Charge transport in conducting polymer nanofibers

Here, we present theoretical analysis of electron transport in polyaniline based (PANi) nanofibers assuming the metalic state of the material. To build up this theory we treat conducting polymers as a special kind of granular metals, and we apply the quantum theory of conduction in mesoscopic systems to describe the transport between metallic-like granules. Our results show that the concept of resonance electron tunneling as the predominating mechanism providing charge transport between the grains is supported with recent experiments on the electrical characterization of single PANi nanofibers.
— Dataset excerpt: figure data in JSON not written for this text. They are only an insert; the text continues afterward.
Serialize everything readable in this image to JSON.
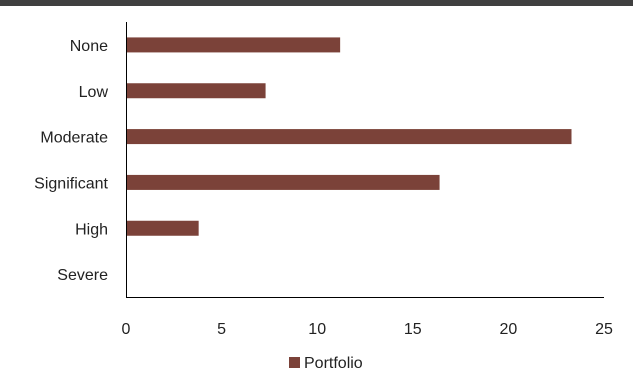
{
  "chart_data": {
    "type": "bar",
    "orientation": "horizontal",
    "categories": [
      "None",
      "Low",
      "Moderate",
      "Significant",
      "High",
      "Severe"
    ],
    "series": [
      {
        "name": "Portfolio",
        "values": [
          11.2,
          7.3,
          23.3,
          16.4,
          3.8,
          0
        ],
        "color": "#7B4239"
      }
    ],
    "xlim": [
      0,
      25
    ],
    "xticks": [
      0,
      5,
      10,
      15,
      20,
      25
    ],
    "grid": false,
    "legend": "bottom"
  }
}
By contacting the proposed theory with the experimental data we estimate some important parameters characterizing the electron transport in these materials [1]. Using the Buttiker dephasing model within the scattering matrix formalism we analyze dephasing effects, and we show that these effects could be reduced enough to allow the structure of the electron transmission function to be exposed in the experiments on the electronic transport through fibers [2]. Also, we discuss the origin of rectifying features observed in current-voltage characteristics of fibers with varying cross-sectional areas. 1. N. A. Zimbovskaya, A. T. Johnson, Jr., and N. J. Pinto, Phys. Rev. B 72, 024213 (2005). 2. N. A. Zimbovskaya, J. Chem. Phys. 123, 114708 (2005).